The paperless office has been promised for almost 20 years – but, unfortunately, it is yet to become a reality. In fact, 80% of all invoicing in the U.S. is still paper-based, so its clear something is wrong. It’s clear to me that the biggest obstacle to e-invoicing and e-document processing is getting suppliers to adopt. That is why I believe e-invoicing and e-document processing technology should be free for suppliers, easy to use and non-disruptive, as only then will suppliers move away from paper.
There is no doubt that the business and environmental impact of practices such as paper invoicing and paper purchase orders have rendered them unsustainable and hugely unproductive; and that e-invoicing and e-documents are a modern, innovative solution to the paper problem.
Optical character recognition (OCR) offers one way of enabling a computer to interpret a human-readable document and to extract data from it. Originally, we had document scanning and archiving; then OCR technology allowed us to extract data from scanned images of structured and semi-structured documents. Capture evolved into intelligent capture with the introduction of so called ‘learning algorithms’, while vendors started to evaluate themselves and the competition in terms of recognition and straight through processing rates.
But is OCR still relevant today? Do we really need to OCR – and incur the mistakes that OCR makes - when the data is carried within most documents received into an organisation? As I said, it is highly likely answer is that you didn’t know such data existed. Even with various technological advances and fierce competition among industry leaders, scanning and OCR is – and will always be – a flawed approach to the conversion of 'human readable documents' into 'machine readable structures':
- Scanning: First, paper needs to be converted into a format that can be processed by an OCR platform. A manually intensive process: mail is received, opened and sorted. Staples are removed and batches prepared. Paper documents are scanned and original documents either archived or destroyed.
- OCR: The scanning function feeds the OCR platform which reads the photographed image of the document, attempting to convert the pixels on the photograph, into meaningful characters. OCR companies’ often boast about high recognition rates – but the variables impacting success are often outside of their control: poor quality paper used by the supplier; the way data is laid out on the document; the quality of the scanner used and even the way the paper has been folded in the envelope, can all impact on OCR results and make the most powerful platforms close to useless.
- Quality control: Irrespective of how good the image is, you still need an operator to check OCR results and either correct what’s been captured or fill in what’s missing.

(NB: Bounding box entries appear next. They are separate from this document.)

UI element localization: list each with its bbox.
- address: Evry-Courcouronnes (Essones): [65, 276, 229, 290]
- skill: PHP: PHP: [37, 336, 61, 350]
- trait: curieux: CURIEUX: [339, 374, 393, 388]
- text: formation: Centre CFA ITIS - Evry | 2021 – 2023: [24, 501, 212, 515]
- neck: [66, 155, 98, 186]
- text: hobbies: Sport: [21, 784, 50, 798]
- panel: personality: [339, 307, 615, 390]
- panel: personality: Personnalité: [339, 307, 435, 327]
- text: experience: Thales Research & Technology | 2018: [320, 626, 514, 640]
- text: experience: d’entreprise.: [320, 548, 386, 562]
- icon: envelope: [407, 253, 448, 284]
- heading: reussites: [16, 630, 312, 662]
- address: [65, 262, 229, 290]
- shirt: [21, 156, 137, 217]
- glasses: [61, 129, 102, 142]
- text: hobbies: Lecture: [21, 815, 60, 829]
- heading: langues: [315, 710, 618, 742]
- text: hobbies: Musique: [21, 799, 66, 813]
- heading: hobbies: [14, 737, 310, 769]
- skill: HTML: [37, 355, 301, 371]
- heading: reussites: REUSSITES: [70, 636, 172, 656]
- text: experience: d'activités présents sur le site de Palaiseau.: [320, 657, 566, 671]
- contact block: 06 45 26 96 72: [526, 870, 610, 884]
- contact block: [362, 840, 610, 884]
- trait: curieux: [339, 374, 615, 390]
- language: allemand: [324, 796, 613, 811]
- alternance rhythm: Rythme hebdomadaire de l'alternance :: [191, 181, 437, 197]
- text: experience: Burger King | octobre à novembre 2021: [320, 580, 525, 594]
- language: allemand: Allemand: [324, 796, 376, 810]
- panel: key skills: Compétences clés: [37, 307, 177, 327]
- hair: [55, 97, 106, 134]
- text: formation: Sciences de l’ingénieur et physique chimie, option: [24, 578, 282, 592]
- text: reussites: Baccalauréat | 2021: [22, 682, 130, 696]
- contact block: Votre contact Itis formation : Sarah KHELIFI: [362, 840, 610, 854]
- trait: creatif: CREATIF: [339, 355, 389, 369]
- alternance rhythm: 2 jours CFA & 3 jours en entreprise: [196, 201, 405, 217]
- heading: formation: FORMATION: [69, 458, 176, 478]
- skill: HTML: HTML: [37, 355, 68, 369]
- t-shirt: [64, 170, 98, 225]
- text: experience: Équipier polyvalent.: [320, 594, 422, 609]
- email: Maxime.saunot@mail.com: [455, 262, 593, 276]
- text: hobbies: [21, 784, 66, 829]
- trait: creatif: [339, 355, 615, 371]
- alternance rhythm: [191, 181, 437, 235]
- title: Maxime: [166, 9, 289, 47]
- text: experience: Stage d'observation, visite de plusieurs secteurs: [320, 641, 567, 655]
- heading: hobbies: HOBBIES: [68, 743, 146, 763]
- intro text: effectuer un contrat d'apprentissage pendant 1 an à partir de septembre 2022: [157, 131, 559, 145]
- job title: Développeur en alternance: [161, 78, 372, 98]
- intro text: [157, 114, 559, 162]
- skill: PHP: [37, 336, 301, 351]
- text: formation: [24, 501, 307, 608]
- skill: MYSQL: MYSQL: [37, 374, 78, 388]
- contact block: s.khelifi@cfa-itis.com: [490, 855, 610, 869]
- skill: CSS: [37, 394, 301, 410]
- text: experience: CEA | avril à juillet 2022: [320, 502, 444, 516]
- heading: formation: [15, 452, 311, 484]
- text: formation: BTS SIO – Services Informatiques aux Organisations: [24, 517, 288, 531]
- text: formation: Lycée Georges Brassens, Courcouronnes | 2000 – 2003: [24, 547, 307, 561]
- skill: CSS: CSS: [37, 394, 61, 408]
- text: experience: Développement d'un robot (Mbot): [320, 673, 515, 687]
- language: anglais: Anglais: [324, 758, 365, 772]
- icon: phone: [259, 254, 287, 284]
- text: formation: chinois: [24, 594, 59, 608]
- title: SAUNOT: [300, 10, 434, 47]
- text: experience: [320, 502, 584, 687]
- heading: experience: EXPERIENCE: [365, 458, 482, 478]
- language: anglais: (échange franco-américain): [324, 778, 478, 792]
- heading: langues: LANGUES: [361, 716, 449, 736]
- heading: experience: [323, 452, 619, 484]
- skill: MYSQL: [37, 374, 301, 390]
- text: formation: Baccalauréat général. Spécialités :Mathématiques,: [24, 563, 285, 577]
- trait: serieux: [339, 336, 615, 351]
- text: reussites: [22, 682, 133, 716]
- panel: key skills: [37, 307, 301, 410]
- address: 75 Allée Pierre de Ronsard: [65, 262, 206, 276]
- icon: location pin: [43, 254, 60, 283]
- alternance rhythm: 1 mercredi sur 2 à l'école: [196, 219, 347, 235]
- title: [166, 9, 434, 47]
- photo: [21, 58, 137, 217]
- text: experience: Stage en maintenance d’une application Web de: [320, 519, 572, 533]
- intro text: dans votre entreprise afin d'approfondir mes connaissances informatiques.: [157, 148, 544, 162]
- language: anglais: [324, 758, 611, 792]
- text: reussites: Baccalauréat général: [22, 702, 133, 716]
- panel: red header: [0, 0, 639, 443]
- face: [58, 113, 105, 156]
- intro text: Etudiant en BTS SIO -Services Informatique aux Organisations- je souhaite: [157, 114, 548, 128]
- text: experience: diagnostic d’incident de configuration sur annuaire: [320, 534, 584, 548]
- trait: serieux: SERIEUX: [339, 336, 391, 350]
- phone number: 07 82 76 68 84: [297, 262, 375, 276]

So, where is the data? Most organizations now send and receive PDF documents via email. It is the easiest and most efficient way to send documents, such as invoices and orders, as the functionality is ‘out of the box’ with modern billing and procurement applications.
There is no question that email and PDF is ubiquitous. However, what many may not be aware of is that when an application generates a PDF, in almost all instances, the data – such as invoice number, line quantity, and amounts – will be embedded within the PDF, put there by the generating application. This type of nethod guarantees data quality and removes the manual activities and risks associated with scanning and OCR. Now, you know where the data is stored, you can automatically map this data to an e-document structure that’s compatible with your processing application.
As this approach is so simple and non-disruptive to any supply chain, adoption rates are extremely high when an organization promotes this method of e-invoicing. So again… why OCR? Of course, it would be fool hardy to predict that there will ever be a truly paperless office. Some paper will likely remain – at least in the short term. However, since most billing applications can generate and send PDF invoices via email, it is the easiest and quickest way to move closer to a paperless office.